Bonne année 1937?!

La lecture du projet de loi sur la police suscite de sombres pensées [1]. Le projet de loi sur la «police» qui doit remplacer celui sur la «milice» de 1991 est soumis au débat public.

La loi devrait entrer en vigueur en janvier 2011.

A vrai dire c’est avec ironie que j’ai débuté sa lecture. Finalement qu’on les appelle les menty, les cop, les polizei ou même gardes rouges, ce sont les mêmes. A ce qu’il paraît cela va sérieusement changer. L’ironie s’est vite estompée.

Une lecture approfondie de la loi montre que sa ratification se soldera par une restriction  des droits et libertés publiques tels que garantis par la Constitution (habeas corpus, inviolabilité du domicile et de la propriété privée, droit à la vie privée…etc.).

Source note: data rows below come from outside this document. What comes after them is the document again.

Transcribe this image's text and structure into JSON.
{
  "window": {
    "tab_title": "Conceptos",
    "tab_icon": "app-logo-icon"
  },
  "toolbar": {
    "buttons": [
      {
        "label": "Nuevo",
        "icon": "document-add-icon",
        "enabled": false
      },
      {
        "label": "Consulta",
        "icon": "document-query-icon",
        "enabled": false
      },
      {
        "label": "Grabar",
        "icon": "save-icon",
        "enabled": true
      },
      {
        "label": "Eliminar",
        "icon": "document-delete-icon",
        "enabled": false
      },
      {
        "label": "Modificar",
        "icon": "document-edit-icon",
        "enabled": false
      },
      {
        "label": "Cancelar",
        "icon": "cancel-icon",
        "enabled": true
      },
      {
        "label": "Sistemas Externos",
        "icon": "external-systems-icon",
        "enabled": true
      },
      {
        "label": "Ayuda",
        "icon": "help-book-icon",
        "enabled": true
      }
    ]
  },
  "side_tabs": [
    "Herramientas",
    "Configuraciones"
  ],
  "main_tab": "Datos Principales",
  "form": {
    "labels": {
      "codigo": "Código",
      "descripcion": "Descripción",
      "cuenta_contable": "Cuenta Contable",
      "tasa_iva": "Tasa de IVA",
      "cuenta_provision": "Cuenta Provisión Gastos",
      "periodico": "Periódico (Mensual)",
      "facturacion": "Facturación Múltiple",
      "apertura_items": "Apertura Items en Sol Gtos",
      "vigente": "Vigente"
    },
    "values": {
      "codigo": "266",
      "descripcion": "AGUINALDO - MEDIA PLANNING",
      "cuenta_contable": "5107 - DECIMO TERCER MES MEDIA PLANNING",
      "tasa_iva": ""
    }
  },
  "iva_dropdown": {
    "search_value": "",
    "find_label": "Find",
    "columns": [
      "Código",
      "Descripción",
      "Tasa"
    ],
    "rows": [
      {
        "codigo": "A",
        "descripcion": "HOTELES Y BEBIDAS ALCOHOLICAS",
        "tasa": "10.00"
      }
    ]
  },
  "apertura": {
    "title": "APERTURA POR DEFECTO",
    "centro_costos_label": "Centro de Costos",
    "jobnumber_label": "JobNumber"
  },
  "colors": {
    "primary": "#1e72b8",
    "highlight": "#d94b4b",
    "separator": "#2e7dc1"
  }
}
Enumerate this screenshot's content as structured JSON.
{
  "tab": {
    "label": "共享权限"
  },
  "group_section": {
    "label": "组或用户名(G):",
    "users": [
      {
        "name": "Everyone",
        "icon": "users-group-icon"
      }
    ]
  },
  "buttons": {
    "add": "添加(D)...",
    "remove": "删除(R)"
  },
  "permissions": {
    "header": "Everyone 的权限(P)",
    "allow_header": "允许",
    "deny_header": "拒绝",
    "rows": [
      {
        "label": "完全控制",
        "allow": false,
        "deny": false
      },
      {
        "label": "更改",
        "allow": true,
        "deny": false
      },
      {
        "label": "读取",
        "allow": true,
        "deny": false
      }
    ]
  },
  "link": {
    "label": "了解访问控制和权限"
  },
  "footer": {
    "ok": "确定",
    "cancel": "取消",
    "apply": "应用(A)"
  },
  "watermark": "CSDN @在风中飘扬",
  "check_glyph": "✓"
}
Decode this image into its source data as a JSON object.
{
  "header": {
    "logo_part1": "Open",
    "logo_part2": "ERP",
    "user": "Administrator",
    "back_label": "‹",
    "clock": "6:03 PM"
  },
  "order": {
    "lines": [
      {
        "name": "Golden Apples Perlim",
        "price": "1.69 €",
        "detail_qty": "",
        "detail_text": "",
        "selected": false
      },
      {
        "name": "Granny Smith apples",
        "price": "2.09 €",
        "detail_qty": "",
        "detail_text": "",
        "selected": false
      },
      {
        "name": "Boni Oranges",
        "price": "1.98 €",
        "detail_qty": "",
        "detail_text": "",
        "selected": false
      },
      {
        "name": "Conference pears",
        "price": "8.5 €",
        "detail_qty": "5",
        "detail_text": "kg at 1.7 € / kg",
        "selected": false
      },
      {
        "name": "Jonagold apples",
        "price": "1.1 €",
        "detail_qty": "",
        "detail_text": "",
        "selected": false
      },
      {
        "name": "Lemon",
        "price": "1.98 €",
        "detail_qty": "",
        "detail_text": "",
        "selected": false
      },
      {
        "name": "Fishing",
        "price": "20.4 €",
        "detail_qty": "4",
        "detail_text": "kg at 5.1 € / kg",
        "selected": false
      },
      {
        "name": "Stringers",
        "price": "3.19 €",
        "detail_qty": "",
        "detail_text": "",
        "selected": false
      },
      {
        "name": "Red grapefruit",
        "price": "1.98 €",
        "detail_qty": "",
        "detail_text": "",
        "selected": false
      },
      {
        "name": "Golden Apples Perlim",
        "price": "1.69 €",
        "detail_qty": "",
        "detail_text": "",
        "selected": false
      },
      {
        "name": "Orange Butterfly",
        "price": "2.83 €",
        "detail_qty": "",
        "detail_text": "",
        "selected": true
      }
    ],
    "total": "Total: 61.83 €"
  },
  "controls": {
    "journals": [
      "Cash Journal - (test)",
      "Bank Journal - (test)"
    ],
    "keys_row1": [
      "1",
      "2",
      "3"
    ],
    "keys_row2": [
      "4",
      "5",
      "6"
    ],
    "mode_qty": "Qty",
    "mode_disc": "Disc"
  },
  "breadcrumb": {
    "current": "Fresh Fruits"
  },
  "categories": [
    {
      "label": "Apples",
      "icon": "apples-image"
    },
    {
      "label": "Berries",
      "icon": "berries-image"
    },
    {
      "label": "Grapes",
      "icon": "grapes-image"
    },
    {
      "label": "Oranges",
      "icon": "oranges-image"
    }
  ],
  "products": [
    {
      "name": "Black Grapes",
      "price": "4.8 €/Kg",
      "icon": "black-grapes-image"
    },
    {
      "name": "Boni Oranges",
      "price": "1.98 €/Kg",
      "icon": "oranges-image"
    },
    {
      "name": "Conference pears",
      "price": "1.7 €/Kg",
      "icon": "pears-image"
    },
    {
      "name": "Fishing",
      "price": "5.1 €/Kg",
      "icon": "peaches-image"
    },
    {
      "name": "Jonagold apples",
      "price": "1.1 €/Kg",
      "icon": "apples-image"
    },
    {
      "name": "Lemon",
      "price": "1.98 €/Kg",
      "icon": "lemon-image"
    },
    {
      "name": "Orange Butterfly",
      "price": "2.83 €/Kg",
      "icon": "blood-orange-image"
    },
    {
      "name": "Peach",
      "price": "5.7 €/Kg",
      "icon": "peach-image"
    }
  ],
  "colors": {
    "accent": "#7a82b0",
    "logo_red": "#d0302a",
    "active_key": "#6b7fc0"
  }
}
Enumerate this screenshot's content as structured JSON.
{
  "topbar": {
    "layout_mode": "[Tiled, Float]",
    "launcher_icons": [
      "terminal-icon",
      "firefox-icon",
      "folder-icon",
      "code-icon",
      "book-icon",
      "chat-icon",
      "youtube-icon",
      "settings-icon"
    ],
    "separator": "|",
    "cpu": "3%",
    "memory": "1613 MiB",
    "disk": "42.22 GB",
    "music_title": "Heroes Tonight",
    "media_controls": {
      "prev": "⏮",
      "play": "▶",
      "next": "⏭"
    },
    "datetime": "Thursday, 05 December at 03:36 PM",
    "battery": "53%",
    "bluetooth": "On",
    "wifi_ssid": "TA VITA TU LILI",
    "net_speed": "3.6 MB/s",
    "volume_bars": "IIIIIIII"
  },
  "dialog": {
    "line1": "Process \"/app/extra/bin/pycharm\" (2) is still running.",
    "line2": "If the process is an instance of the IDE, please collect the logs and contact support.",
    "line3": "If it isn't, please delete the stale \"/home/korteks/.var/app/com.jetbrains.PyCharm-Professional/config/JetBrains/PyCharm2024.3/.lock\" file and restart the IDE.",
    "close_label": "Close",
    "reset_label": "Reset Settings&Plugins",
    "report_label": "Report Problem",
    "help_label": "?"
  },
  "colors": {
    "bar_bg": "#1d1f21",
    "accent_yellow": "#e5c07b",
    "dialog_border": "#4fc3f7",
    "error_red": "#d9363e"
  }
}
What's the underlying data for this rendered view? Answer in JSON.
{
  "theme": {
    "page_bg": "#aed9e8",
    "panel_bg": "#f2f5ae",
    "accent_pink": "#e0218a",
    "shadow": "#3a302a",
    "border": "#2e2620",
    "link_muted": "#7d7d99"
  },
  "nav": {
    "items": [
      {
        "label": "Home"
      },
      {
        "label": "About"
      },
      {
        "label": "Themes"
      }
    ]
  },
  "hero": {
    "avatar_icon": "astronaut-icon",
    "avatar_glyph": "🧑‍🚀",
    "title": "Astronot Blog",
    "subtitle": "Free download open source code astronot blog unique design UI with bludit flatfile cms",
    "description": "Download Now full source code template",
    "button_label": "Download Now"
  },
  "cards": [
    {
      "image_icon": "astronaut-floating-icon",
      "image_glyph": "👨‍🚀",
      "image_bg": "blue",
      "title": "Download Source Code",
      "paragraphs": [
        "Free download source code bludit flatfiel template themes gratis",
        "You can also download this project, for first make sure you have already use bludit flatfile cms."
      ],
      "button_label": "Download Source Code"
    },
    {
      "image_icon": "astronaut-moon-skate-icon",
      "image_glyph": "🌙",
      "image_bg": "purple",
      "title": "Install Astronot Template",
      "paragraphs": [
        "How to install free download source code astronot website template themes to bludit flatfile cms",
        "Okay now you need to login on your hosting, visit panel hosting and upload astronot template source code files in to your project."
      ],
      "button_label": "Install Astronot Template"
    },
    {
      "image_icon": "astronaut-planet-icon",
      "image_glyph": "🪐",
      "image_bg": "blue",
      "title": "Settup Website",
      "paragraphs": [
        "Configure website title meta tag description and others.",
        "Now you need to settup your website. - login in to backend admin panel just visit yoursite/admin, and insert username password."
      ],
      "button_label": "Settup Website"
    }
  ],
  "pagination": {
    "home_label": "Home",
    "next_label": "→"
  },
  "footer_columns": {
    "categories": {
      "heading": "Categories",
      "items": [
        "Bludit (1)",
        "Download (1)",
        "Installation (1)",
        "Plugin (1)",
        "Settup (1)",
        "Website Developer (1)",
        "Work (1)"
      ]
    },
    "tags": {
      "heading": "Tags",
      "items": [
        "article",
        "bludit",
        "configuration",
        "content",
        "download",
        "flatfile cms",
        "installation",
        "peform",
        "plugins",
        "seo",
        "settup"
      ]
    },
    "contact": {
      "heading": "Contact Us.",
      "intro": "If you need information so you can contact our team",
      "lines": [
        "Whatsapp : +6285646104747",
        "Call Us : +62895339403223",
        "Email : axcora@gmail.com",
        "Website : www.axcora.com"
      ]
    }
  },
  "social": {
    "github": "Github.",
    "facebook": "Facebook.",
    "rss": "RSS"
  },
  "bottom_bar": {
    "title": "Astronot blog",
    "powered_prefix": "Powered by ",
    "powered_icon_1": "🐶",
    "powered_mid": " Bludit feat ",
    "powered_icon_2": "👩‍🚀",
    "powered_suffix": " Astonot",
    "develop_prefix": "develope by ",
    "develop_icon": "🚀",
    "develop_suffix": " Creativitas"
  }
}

Il sera particulièrement intéressant de connaître l’appréciation que portera la Cour Constitutionnelle, qui est censée être garante de la Constitution.

Malgré l’assurance  solennelle d’après laquelle  «la police mène ses activités dans le respect des droits et des libertés des citoyens, de leurs intérêts légitimes ainsi que de leur dignité» (art.5), la loi traite essentiellement non pas des droits des personnes qu’elle devrait défendre, comme elle le fait dans n’importe quel pays normal, mais de la façon dont elle peut se comporter au regard de ces droits.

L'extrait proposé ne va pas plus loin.